Ross did not remember landing.
His next conscious perception was pain.
And sickness.
He lay in the dark, legs and arms splayed, face turned to the sky as water filled his mouth. He coughed. Swallowed too much water and then rolled to his side and vomited. The insides of his mouth ached from the superheated air he’d inhaled and there was a burning line of scalded tissue running along the wall into his lungs, and down into his stomach. It hurt. And it itched.
He coughed again and spat something bitter and foul into the mud.
Ross pawed at the dribble on his lips and he thought, just for a strange little moment, that he could feel something wriggle between his fingertips. Something tiny. But the rain washed it away.

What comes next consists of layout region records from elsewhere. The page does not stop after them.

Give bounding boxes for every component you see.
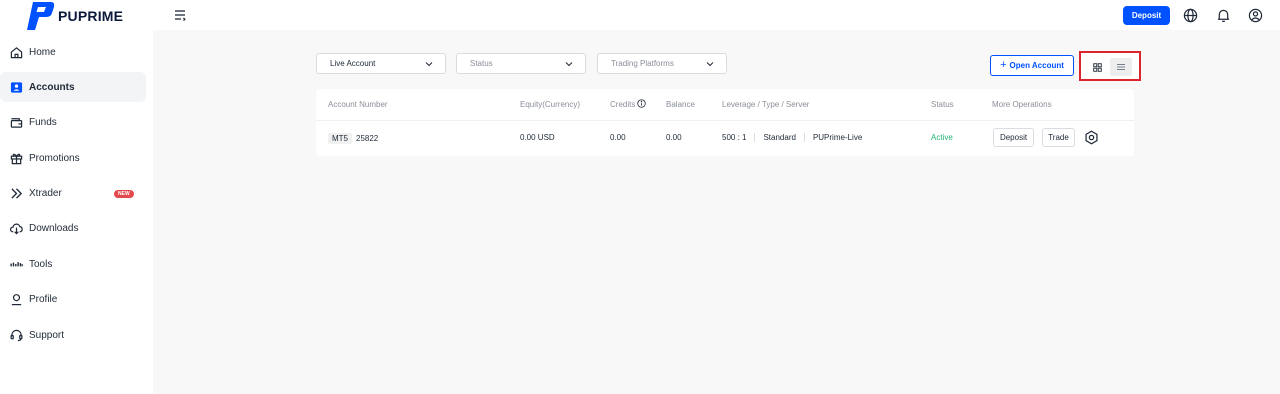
user-circle-icon[interactable] (1248, 8, 1263, 23)
sidebar-item-label: Funds (29, 117, 57, 129)
globe-icon[interactable] (1183, 8, 1198, 23)
table-divider (316, 120, 1134, 121)
sidebar-item-promotions[interactable]: Promotions (0, 143, 153, 173)
trading-platform-placeholder: Trading Platforms (611, 59, 674, 68)
account-type-value: Standard (763, 133, 796, 142)
double-chevron-icon (10, 187, 23, 200)
sidebar-item-label: Xtrader (29, 188, 62, 200)
column-header-credits: Credits (610, 89, 647, 120)
divider (754, 133, 756, 143)
sidebar-item-label: Home (29, 46, 56, 58)
open-account-label: Open Account (1009, 61, 1064, 70)
credits-cell: 0.00 (610, 133, 626, 142)
accounts-table: Account Number Equity(Currency) Credits … (316, 89, 1134, 156)
sidebar-item-label: Tools (29, 258, 53, 270)
sidebar-item-home[interactable]: Home (0, 37, 153, 67)
sidebar-item-accounts[interactable]: Accounts (0, 72, 146, 103)
sidebar-item-label: Profile (29, 294, 58, 306)
brand-name: PUPRIME (58, 8, 124, 24)
chevron-down-icon (706, 62, 714, 67)
column-header-status: Status (931, 100, 954, 109)
top-header: Deposit (153, 0, 1280, 30)
brand-logo[interactable]: PUPRIME (24, 0, 123, 32)
menu-toggle-icon[interactable] (173, 8, 187, 22)
sidebar-item-tools[interactable]: Tools (0, 249, 153, 279)
sidebar: PUPRIME Home Accounts Funds Promotions X… (0, 0, 153, 394)
sidebar-nav: Home Accounts Funds Promotions Xtrader N… (0, 37, 153, 356)
sidebar-item-downloads[interactable]: Downloads (0, 214, 153, 244)
status-badge: Active (931, 133, 953, 142)
header-deposit-button[interactable]: Deposit (1123, 6, 1170, 25)
list-view-icon[interactable] (1110, 58, 1132, 76)
grid-view-icon[interactable] (1086, 58, 1108, 76)
sidebar-item-label: Downloads (29, 223, 79, 235)
puprime-logo-icon (27, 2, 54, 30)
account-type-value: Live Account (330, 59, 376, 68)
info-icon[interactable] (637, 99, 647, 108)
user-icon (10, 293, 23, 306)
view-toggle (1079, 51, 1141, 81)
download-icon (10, 222, 23, 235)
headset-icon (10, 329, 23, 342)
status-select[interactable]: Status (456, 53, 586, 74)
gear-icon[interactable] (1084, 130, 1099, 145)
wallet-icon (10, 116, 23, 129)
leverage-cell: 500 : 1 Standard PUPrime-Live (722, 133, 863, 143)
sidebar-item-support[interactable]: Support (0, 320, 153, 350)
balance-cell: 0.00 (666, 133, 682, 142)
server-value: PUPrime-Live (812, 133, 863, 142)
gift-icon (10, 152, 23, 165)
platform-tag: MT5 (328, 133, 352, 144)
home-icon (10, 46, 23, 59)
new-badge: NEW (114, 189, 134, 198)
main-content: Live Account Status Trading Platforms + … (153, 30, 1280, 394)
column-header-account-number: Account Number (328, 100, 388, 109)
bell-icon[interactable] (1216, 8, 1231, 23)
sidebar-item-label: Promotions (29, 152, 80, 164)
sidebar-item-funds[interactable]: Funds (0, 108, 153, 138)
accounts-icon (10, 81, 23, 94)
account-number: 25822 (356, 134, 379, 143)
chevron-down-icon (425, 62, 433, 67)
sidebar-item-xtrader[interactable]: Xtrader NEW (0, 179, 153, 209)
divider (803, 133, 805, 143)
account-type-select[interactable]: Live Account (316, 53, 446, 74)
column-header-balance: Balance (666, 100, 695, 109)
column-header-credits-label: Credits (610, 100, 636, 109)
row-deposit-button[interactable]: Deposit (993, 128, 1034, 147)
column-header-equity: Equity(Currency) (520, 100, 581, 109)
column-header-operations: More Operations (992, 100, 1052, 109)
chevron-down-icon (565, 62, 573, 67)
trading-platform-select[interactable]: Trading Platforms (597, 53, 727, 74)
equity-cell: 0.00 USD (520, 133, 555, 142)
account-number-cell: MT5 25822 (328, 133, 378, 144)
sidebar-item-label: Support (29, 329, 65, 341)
row-trade-button[interactable]: Trade (1042, 128, 1075, 147)
sidebar-item-label: Accounts (29, 81, 75, 93)
sidebar-item-profile[interactable]: Profile (0, 285, 153, 315)
tools-icon (10, 258, 23, 271)
open-account-button[interactable]: + Open Account (990, 55, 1074, 76)
leverage-value: 500 : 1 (722, 133, 747, 142)
plus-icon: + (1000, 59, 1007, 71)
status-placeholder: Status (470, 59, 493, 68)
column-header-leverage: Leverage / Type / Server (722, 100, 810, 109)
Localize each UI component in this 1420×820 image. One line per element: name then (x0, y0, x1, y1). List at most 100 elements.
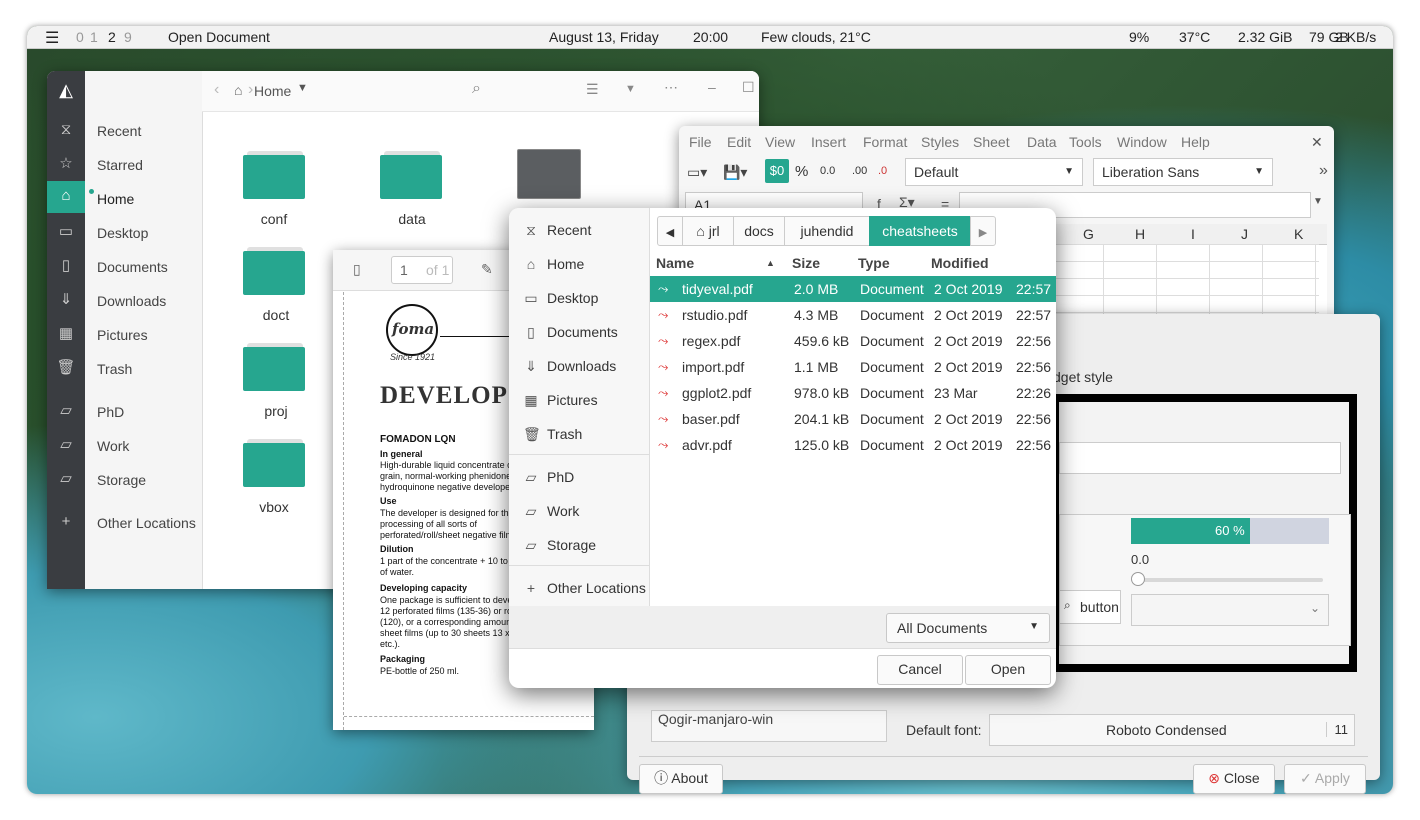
menu-data[interactable]: Data (1027, 134, 1057, 150)
location-home-icon[interactable]: ⌂ (234, 82, 242, 98)
currency-format-button[interactable]: $0 (765, 159, 789, 183)
menu-icon[interactable]: ☰ (45, 28, 59, 48)
about-button[interactable]: ⓘ About (639, 764, 723, 794)
percent-format-button[interactable]: % (795, 163, 808, 180)
style-select[interactable]: Default ▼ (905, 158, 1083, 186)
slider-track[interactable] (1139, 578, 1323, 582)
sidebar-toggle-icon[interactable]: ▯ (353, 261, 361, 278)
home-icon[interactable]: ⌂ (47, 181, 85, 213)
recent-icon[interactable]: ⧖ (47, 115, 85, 145)
preview-line-edit[interactable] (1059, 442, 1341, 474)
maximize-icon[interactable]: ☐ (742, 79, 755, 96)
sidebar-item-storage[interactable]: Storage (97, 472, 146, 488)
open-icon[interactable]: ▭▾ (687, 164, 707, 181)
sidebar-item-phd[interactable]: PhD (97, 404, 124, 420)
default-font-button[interactable]: Roboto Condensed 11 (989, 714, 1355, 746)
place-storage[interactable]: ▱ Storage (523, 537, 596, 554)
menu-styles[interactable]: Styles (921, 134, 959, 150)
slider-handle[interactable] (1131, 572, 1145, 586)
folder-icon[interactable]: ▱ (47, 430, 85, 460)
place-trash[interactable]: 🗑 Trash (523, 426, 582, 443)
download-icon[interactable]: ⇓ (47, 285, 85, 315)
column-header[interactable]: I (1191, 226, 1195, 242)
folder-doct[interactable] (243, 247, 305, 295)
column-name[interactable]: Name (656, 250, 694, 276)
save-icon[interactable]: 💾▾ (723, 164, 747, 181)
preview-button[interactable]: ⌕ button (1059, 590, 1121, 624)
chevron-down-icon[interactable]: ▼ (297, 82, 308, 94)
place-desktop[interactable]: ▭ Desktop (523, 290, 598, 307)
folder-conf[interactable] (243, 151, 305, 199)
view-options-icon[interactable]: ▼ (625, 83, 636, 95)
place-other-locations[interactable]: + Other Locations (523, 580, 646, 596)
menu-sheet[interactable]: Sheet (973, 134, 1010, 150)
column-header[interactable]: G (1083, 226, 1094, 242)
folder-proj[interactable] (243, 343, 305, 391)
sidebar-item-trash[interactable]: Trash (97, 361, 132, 377)
pictures-icon[interactable]: ▦ (47, 319, 85, 349)
place-documents[interactable]: ▯ Documents (523, 324, 618, 341)
place-recent[interactable]: ⧖ Recent (523, 222, 591, 239)
sidebar-item-starred[interactable]: Starred (97, 157, 143, 173)
workspace-1[interactable]: 1 (90, 29, 98, 45)
place-pictures[interactable]: ▦ Pictures (523, 392, 597, 409)
folder-icon[interactable]: ▱ (47, 464, 85, 494)
sidebar-item-recent[interactable]: Recent (97, 123, 141, 139)
sidebar-item-pictures[interactable]: Pictures (97, 327, 148, 343)
path-jrl[interactable]: ⌂ jrl (682, 216, 734, 246)
column-size[interactable]: Size (792, 250, 820, 276)
column-header[interactable]: K (1294, 226, 1303, 242)
file-row[interactable]: ⤳ ggplot2.pdf 978.0 kB Document 23 Mar 2… (650, 380, 1056, 406)
font-select[interactable]: Liberation Sans ▼ (1093, 158, 1273, 186)
path-docs[interactable]: docs (733, 216, 785, 246)
list-view-icon[interactable]: ☰ (586, 81, 599, 98)
plus-icon[interactable]: + (47, 507, 85, 537)
menu-format[interactable]: Format (863, 134, 907, 150)
annotate-icon[interactable]: ✎ (481, 261, 493, 278)
menu-help[interactable]: Help (1181, 134, 1210, 150)
menu-window[interactable]: Window (1117, 134, 1167, 150)
workspace-9[interactable]: 9 (124, 29, 132, 45)
column-header[interactable]: H (1135, 226, 1145, 242)
folder-desk[interactable] (517, 149, 581, 199)
file-row[interactable]: ⤳ tidyeval.pdf 2.0 MB Document 2 Oct 201… (650, 276, 1056, 302)
place-downloads[interactable]: ⇓ Downloads (523, 358, 616, 375)
column-header[interactable]: J (1241, 226, 1248, 242)
document-icon[interactable]: ▯ (47, 251, 85, 281)
workspace-0[interactable]: 0 (76, 29, 84, 45)
sidebar-item-documents[interactable]: Documents (97, 259, 168, 275)
manjaro-logo-icon[interactable]: ◭ (47, 75, 85, 105)
place-work[interactable]: ▱ Work (523, 503, 580, 520)
minimize-icon[interactable]: – (708, 79, 716, 95)
location-label[interactable]: Home (254, 83, 291, 99)
sidebar-item-home[interactable]: Home (97, 191, 134, 207)
add-decimal-button[interactable]: .00 (852, 165, 867, 177)
path-juhendid[interactable]: juhendid (784, 216, 870, 246)
number-format-button[interactable]: 0.0 (820, 165, 835, 177)
preview-combobox[interactable]: ⌄ (1131, 594, 1329, 626)
file-row[interactable]: ⤳ regex.pdf 459.6 kB Document 2 Oct 2019… (650, 328, 1056, 354)
place-phd[interactable]: ▱ PhD (523, 469, 575, 486)
forward-icon[interactable]: › (248, 81, 253, 99)
folder-icon[interactable]: ▱ (47, 396, 85, 426)
workspace-2[interactable]: 2 (108, 29, 116, 45)
delete-decimal-button[interactable]: .0 (878, 165, 887, 177)
page-entry[interactable]: 1 of 1 (391, 256, 453, 284)
sidebar-item-work[interactable]: Work (97, 438, 129, 454)
open-button[interactable]: Open (965, 655, 1051, 685)
path-back-button[interactable]: ◀ (657, 216, 683, 246)
folder-vbox[interactable] (243, 439, 305, 487)
menu-view[interactable]: View (765, 134, 795, 150)
overflow-icon[interactable]: » (1319, 162, 1328, 180)
path-forward-button[interactable]: ▶ (970, 216, 996, 246)
trash-icon[interactable]: 🗑 (47, 353, 85, 383)
apply-button[interactable]: ✓ Apply (1284, 764, 1366, 794)
desktop-icon[interactable]: ▭ (47, 217, 85, 247)
star-icon[interactable]: ☆ (47, 149, 85, 179)
sidebar-item-desktop[interactable]: Desktop (97, 225, 148, 241)
file-row[interactable]: ⤳ import.pdf 1.1 MB Document 2 Oct 2019 … (650, 354, 1056, 380)
expand-formula-icon[interactable]: ▼ (1313, 196, 1323, 207)
back-icon[interactable]: ‹ (214, 81, 219, 99)
path-cheatsheets[interactable]: cheatsheets (869, 216, 971, 246)
menu-tools[interactable]: Tools (1069, 134, 1102, 150)
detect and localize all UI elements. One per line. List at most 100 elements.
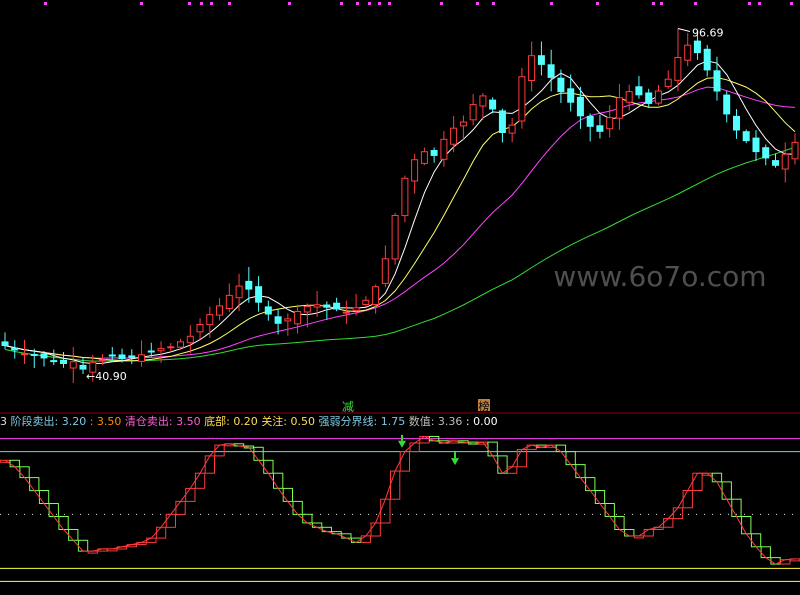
candle-body <box>459 121 467 127</box>
osc-step <box>507 466 518 474</box>
osc-step <box>370 522 381 537</box>
osc-step <box>594 490 606 504</box>
header-label: : <box>90 415 97 428</box>
top-marker <box>440 2 443 5</box>
osc-step <box>321 526 333 533</box>
candle-body <box>469 104 477 121</box>
header-value: 0.50 <box>291 415 319 428</box>
candle-body <box>391 215 399 260</box>
osc-step <box>165 513 176 528</box>
candle-body <box>60 359 67 364</box>
top-marker <box>368 2 371 5</box>
candle-body <box>733 115 740 131</box>
top-marker <box>790 2 793 5</box>
sell-arrow-icon <box>451 458 459 466</box>
candle-body <box>586 115 594 127</box>
high-pointer <box>677 28 691 32</box>
top-marker <box>356 2 359 5</box>
candle-body <box>752 137 760 153</box>
osc-step <box>565 451 576 466</box>
low-price-label: ←40.90 <box>86 370 127 383</box>
top-marker <box>492 2 495 5</box>
top-marker <box>200 2 203 5</box>
osc-step <box>273 472 284 489</box>
candle-body <box>225 294 233 309</box>
osc-step <box>624 529 635 537</box>
top-marker <box>694 2 697 5</box>
candle-body <box>30 354 38 356</box>
candle-body <box>216 305 223 316</box>
header-value: 1.75 <box>381 415 409 428</box>
header-value: 3.50 <box>97 415 125 428</box>
osc-step <box>555 444 567 453</box>
ma-mid-line <box>4 77 796 362</box>
candle-body <box>450 127 458 145</box>
top-marker <box>44 2 47 5</box>
candle-body <box>723 94 731 115</box>
candle-body <box>479 95 487 107</box>
header-label: 数值: <box>409 415 438 428</box>
osc-step <box>672 507 684 520</box>
candle-body <box>615 97 623 119</box>
osc-step <box>711 472 723 483</box>
osc-step <box>663 518 674 528</box>
candle-body <box>381 258 389 284</box>
osc-step <box>253 446 264 461</box>
candle-body <box>274 316 282 324</box>
candle-body <box>518 76 526 122</box>
candle-body <box>528 55 536 81</box>
candle-body <box>196 324 204 333</box>
candle-body <box>430 150 438 156</box>
candle-body <box>791 141 799 160</box>
candle-body <box>781 153 789 170</box>
candle-body <box>138 354 145 362</box>
header-label: : <box>466 415 473 428</box>
top-marker <box>660 2 663 5</box>
candle-body <box>342 311 350 314</box>
osc-step <box>175 500 186 515</box>
top-marker <box>388 2 391 5</box>
osc-step <box>682 490 693 509</box>
osc-step <box>760 546 771 559</box>
osc-step <box>643 529 654 537</box>
osc-step <box>780 559 791 565</box>
top-marker <box>210 2 213 5</box>
header-value: 3.20 <box>62 415 90 428</box>
candle-body <box>576 96 584 117</box>
candle-body <box>440 138 448 160</box>
candle-body <box>264 306 272 315</box>
candle-body <box>654 90 662 104</box>
candle-body <box>547 64 555 78</box>
candle-body <box>108 354 116 357</box>
osc-step <box>312 522 323 528</box>
header-label: 关注: <box>261 414 290 428</box>
candle-body <box>255 286 263 303</box>
candle-body <box>635 86 643 96</box>
candle-body <box>625 91 633 103</box>
osc-step <box>146 537 157 543</box>
candle-body <box>118 354 126 360</box>
candle-body <box>372 286 380 306</box>
candle-body <box>40 353 48 359</box>
osc-step <box>29 477 40 492</box>
candle-body <box>557 77 565 93</box>
header-label: 强弱分界线: <box>319 414 381 428</box>
osc-step <box>282 487 294 502</box>
ma-fast-line <box>4 60 796 365</box>
header-label: 底部: <box>204 414 233 428</box>
candle-body <box>674 57 682 81</box>
osc-step <box>390 470 401 500</box>
top-marker <box>476 2 479 5</box>
candle-body <box>703 48 711 71</box>
top-marker <box>652 2 655 5</box>
top-marker <box>596 2 599 5</box>
candle-body <box>11 347 19 351</box>
top-marker <box>748 2 751 5</box>
candle-body <box>693 40 701 54</box>
candle-body <box>401 177 409 217</box>
candle-body <box>206 314 214 326</box>
top-marker <box>288 2 291 5</box>
osc-step <box>604 503 615 517</box>
osc-step <box>292 500 303 515</box>
candle-body <box>645 92 653 104</box>
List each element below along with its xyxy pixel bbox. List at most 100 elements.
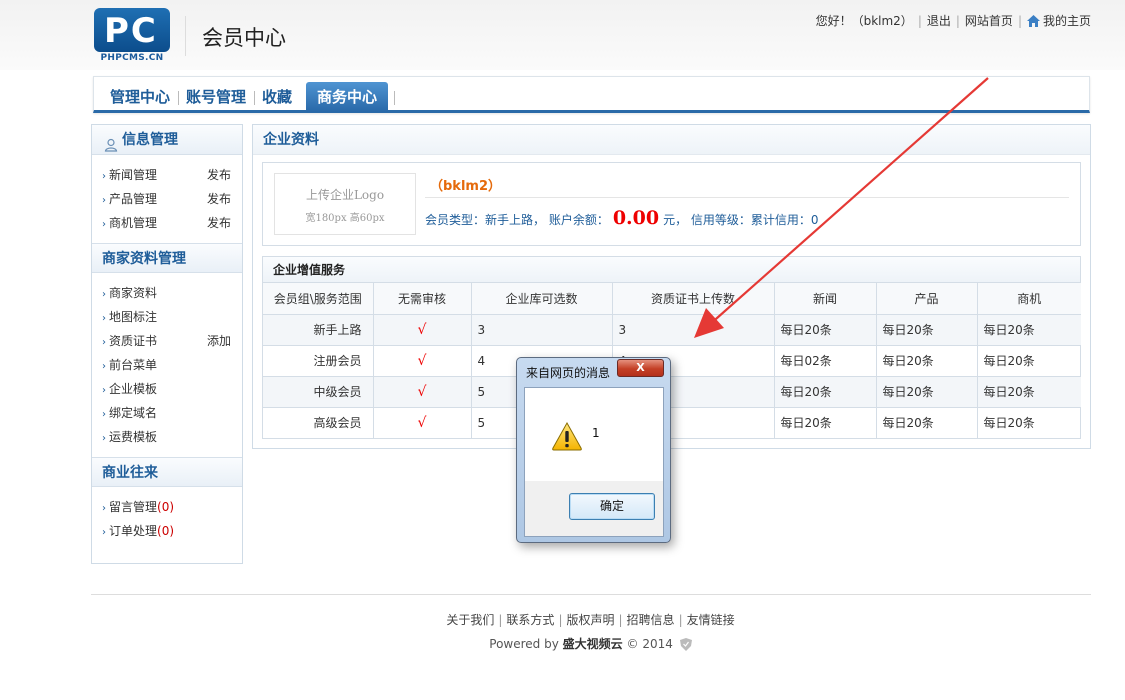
sidebar-item-company-profile[interactable]: › 商家资料 bbox=[102, 281, 242, 305]
logo-upload-placeholder[interactable]: 上传企业Logo 宽180px 高60px bbox=[274, 173, 416, 235]
sidebar-item-opportunities[interactable]: › 商机管理 发布 bbox=[102, 211, 242, 235]
check-mark: √ bbox=[372, 406, 472, 438]
count-badge: (0) bbox=[157, 524, 175, 538]
table-cell: 注册会员 bbox=[263, 344, 374, 377]
column-header: 企业库可选数 bbox=[470, 283, 613, 315]
table-cell: 每日20条 bbox=[875, 375, 978, 408]
logout-link[interactable]: 退出 bbox=[927, 12, 951, 29]
sidebar-section-title: 商家资料管理 bbox=[92, 243, 242, 273]
add-link[interactable]: 添加 bbox=[207, 329, 231, 353]
divider bbox=[388, 82, 396, 112]
chevron-right-icon: › bbox=[102, 385, 106, 396]
divider: | bbox=[955, 13, 960, 28]
sidebar-group-trade: › 留言管理(0) › 订单处理(0) bbox=[92, 487, 242, 551]
sidebar-item-map[interactable]: › 地图标注 bbox=[102, 305, 242, 329]
table-cell: 高级会员 bbox=[263, 406, 374, 438]
ok-button[interactable]: 确定 bbox=[569, 493, 655, 520]
powered-brand[interactable]: 盛大视频云 bbox=[563, 637, 623, 651]
nav-tab-account[interactable]: 账号管理 bbox=[178, 82, 256, 112]
footer-link-jobs[interactable]: 招聘信息 bbox=[627, 613, 675, 627]
footer-links: 关于我们 | 联系方式 | 版权声明 | 招聘信息 | 友情链接 bbox=[0, 611, 1125, 628]
logo-text: PHPCMS.CN bbox=[100, 53, 164, 63]
logo-mark: PC bbox=[94, 8, 170, 52]
arrow-head bbox=[694, 308, 724, 338]
sidebar-group-profile: › 商家资料 › 地图标注 › 资质证书 添加 › 前台菜单 › 企业模板 › 绑定域名 › 运… bbox=[92, 273, 242, 457]
column-header: 会员组\服务范围 bbox=[263, 283, 374, 315]
chevron-right-icon: › bbox=[102, 503, 106, 514]
powered-by: Powered by 盛大视频云 © 2014 bbox=[0, 635, 1125, 652]
dialog-footer: 确定 bbox=[525, 481, 663, 536]
table-row: 高级会员 √ 5 5 每日20条 每日20条 每日20条 bbox=[263, 406, 1081, 438]
chevron-right-icon: › bbox=[102, 409, 106, 420]
home-icon bbox=[1026, 15, 1040, 27]
user-bar: 您好！（bklm2） | 退出 | 网站首页 | 我的主页 bbox=[816, 12, 1091, 29]
nav-tab-favorites[interactable]: 收藏 bbox=[254, 82, 300, 112]
greeting-text: 您好！（bklm2） bbox=[815, 14, 913, 28]
chevron-right-icon: › bbox=[102, 313, 106, 324]
logo-upload-label: 上传企业Logo bbox=[305, 188, 385, 202]
close-button[interactable]: X bbox=[617, 359, 664, 377]
chevron-right-icon: › bbox=[102, 337, 106, 348]
chevron-right-icon: › bbox=[102, 527, 106, 538]
sidebar-section-title: 商业往来 bbox=[92, 457, 242, 487]
arrow-shaft bbox=[707, 77, 989, 327]
publish-link[interactable]: 发布 bbox=[207, 211, 231, 235]
sidebar-item-products[interactable]: › 产品管理 发布 bbox=[102, 187, 242, 211]
sidebar-item-domain[interactable]: › 绑定域名 bbox=[102, 401, 242, 425]
sidebar-item-certificates[interactable]: › 资质证书 添加 bbox=[102, 329, 242, 353]
dialog-body: 1 确定 bbox=[524, 387, 664, 537]
publish-link[interactable]: 发布 bbox=[207, 187, 231, 211]
sidebar-group-info: › 新闻管理 发布 › 产品管理 发布 › 商机管理 发布 bbox=[92, 155, 242, 243]
chevron-right-icon: › bbox=[102, 433, 106, 444]
nav-tab-management[interactable]: 管理中心 bbox=[102, 82, 180, 112]
annotation-arrow-icon bbox=[694, 77, 989, 338]
sidebar-section-title: 信息管理 bbox=[92, 125, 242, 155]
footer-link-friends[interactable]: 友情链接 bbox=[687, 613, 735, 627]
logo-divider bbox=[185, 16, 186, 56]
warning-icon bbox=[552, 421, 582, 451]
footer-link-copyright[interactable]: 版权声明 bbox=[566, 613, 614, 627]
footer-link-contact[interactable]: 联系方式 bbox=[506, 613, 554, 627]
table-cell: 每日20条 bbox=[976, 375, 1081, 408]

The itching in his throat continued.
Sickness sloshed like sewer water in his stomach.
He vomited again. And again, unsure of whether anything was coming up. It was too dark to see and his throat hurt too much to tell.
The darkness took him again.
When he was next aware of things, he was on his feet, walking. It wasn’t the median anymore, nor was it farmlands. When the lightning flashed it painted vertical lines all around him. Tree trunks. He was in the woods.
Ross did not know which woods. At night, in the dark, he hadn’t seen much of the landscape. This was rural Pennsylvania, though, and it was a green state. Lots of damn forests.
He knew, on some level, that he was in shock, and that he was hurt. Maybe badly hurt. But he didn’t seem able to care about it.
He did care about the sickness, though. His stomach felt like it was full of wriggling snakes, and his entire esophagus itched terribly. His skin did, too. He scratched his arms and chest, but it didn’t help; the itch was under the skin. Deep and painful.
I got to get home, he thought.
And while he understood what that meant, it felt somehow irrational and stupid. Home was hundreds of miles away from here and he didn’t even have a car.
Why didn’t he have a car? he wondered, but he couldn’t answer that question. It was so hard to think clearly.
The ground began to slant downward and he followed it because it was so much easier than climbing uphill. He staggered along, going in and out of awareness.
Then his foot caught on an exposed root and Ross was falling, falling.